“American Made” solidifies Tom Cruise’s relevancy in contemporary cinema

A promotional picture for "American Made."
A promotional picture for "American Made."

Directed by Doug Liman, “American Made” is based on Trans World Airlines pilot turned egotistical drug smuggler Barry Seal, played by Tom Cruise, in the early 1980s. Seal is approached by CIA case officer Monty Schafer — played by Domhnall Gleeson — and begins taking photos over Central America for the CIA. During a mission, Seal encounters the Medellín Drug Cartel in Colombia and, thrilled by the potential wealth gain, begins his career as a drug smuggler.

Liman — who previously directed 2014’s “Edge of Tomorrow” and 2002’s “The Bourne Identity” — crafts a fast-paced, surprisingly comedic film about drug and arms smuggling and shady CIA operations.

Cruise gives an undeniably compelling performance, tapping into Seal’s dangerous optimism and upbeat attitude. Seal — never dismissing new opportunities to make money — is an anti-hero who establishes an emotional bond with viewers. As a family man, Seal’s primary motivation is making money to benefit his family. Seal retains a happy-go-lucky attitude, which makes him entertaining as a central protagonist. While comedic, Seal’s persona also establishes his vulnerability and occasional stupidity. As he becomes increasingly engrossed in crime, viewers can’t help but want him to succeed.
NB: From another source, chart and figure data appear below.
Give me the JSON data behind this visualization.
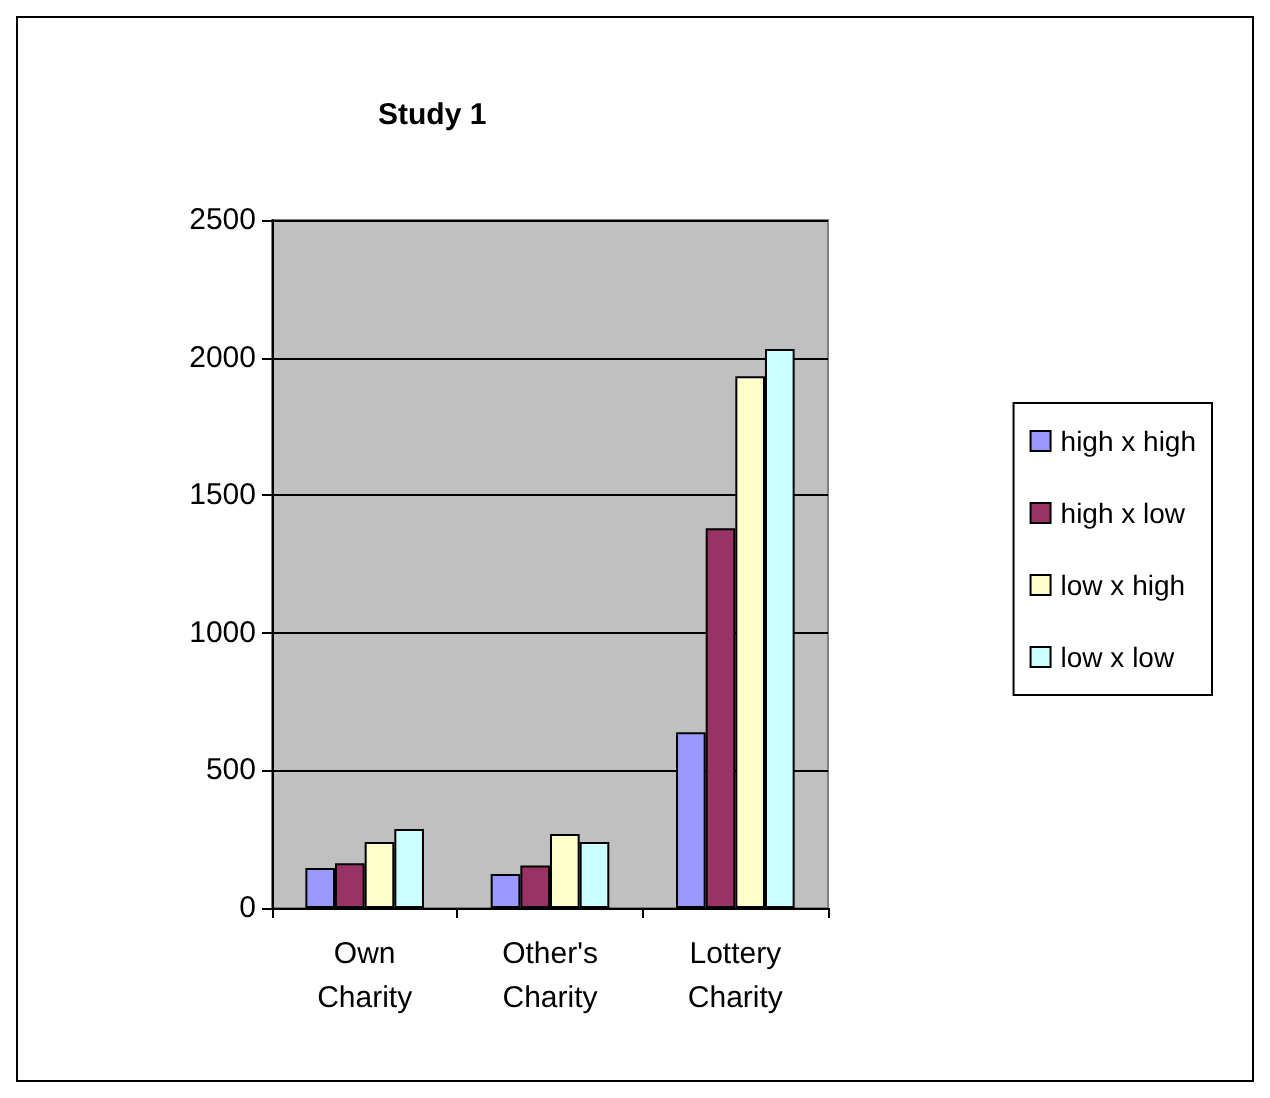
{
  "chart_data": {
    "type": "bar",
    "title": "Study 1",
    "categories": [
      "Own\nCharity",
      "Other's\nCharity",
      "Lottery\nCharity"
    ],
    "series": [
      {
        "name": "high x high",
        "color": "#9999ff",
        "values": [
          145,
          124,
          639
        ]
      },
      {
        "name": "high x low",
        "color": "#993366",
        "values": [
          163,
          154,
          1380
        ]
      },
      {
        "name": "low x high",
        "color": "#ffffcc",
        "values": [
          240,
          269,
          1932
        ]
      },
      {
        "name": "low x low",
        "color": "#ccffff",
        "values": [
          287,
          240,
          2031
        ]
      }
    ],
    "ylim": [
      0,
      2500
    ],
    "yticks": [
      0,
      500,
      1000,
      1500,
      2000,
      2500
    ],
    "grid": "y",
    "legend": "right"
  }
}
While the film involves controversial subjects — such as the questionable tactics the CIA uses to target major drug cartels — “American Made” doesn’t spend much time providing context. Viewers see the film entirely through Seal’s point-of-view and, like Seal himself, the movie is in constant motion, rarely pausing to acknowledge the magnitude and danger of Seal’s actions. Seal doesn’t comprehend or appreciate what’s at stake, eagerly using any available opportunity to advance his wealth. His ignorance both heightens the film’s sense of unpredictability and detracts from the film’s drama.

While the film’s energetic pacing reflects Seal’s personality, the film rarely slows to allow viewers to become fully invested. A more contemplative approach would have strengthened the emotional core of the film. As a result, the film’s most tense scenes — such as sequences involving Seal’s wife — don’t have the impact they merit.

The cinematography evokes a fly-on-the-wall quality. The documentary aesthetic grounds the eventual labyrinthine plot in reality, lending it a visceral, sun-drenched atmosphere. The occasionally out-of-focus, twitchy camerawork makes viewers feel in the middle of the action — like they’re watching real people, not actors.

While the exhausting pace doesn’t always work in the film’s favor, “American Made” should satisfy history aficionados and filmgoers looking for a compelling Cruise performance.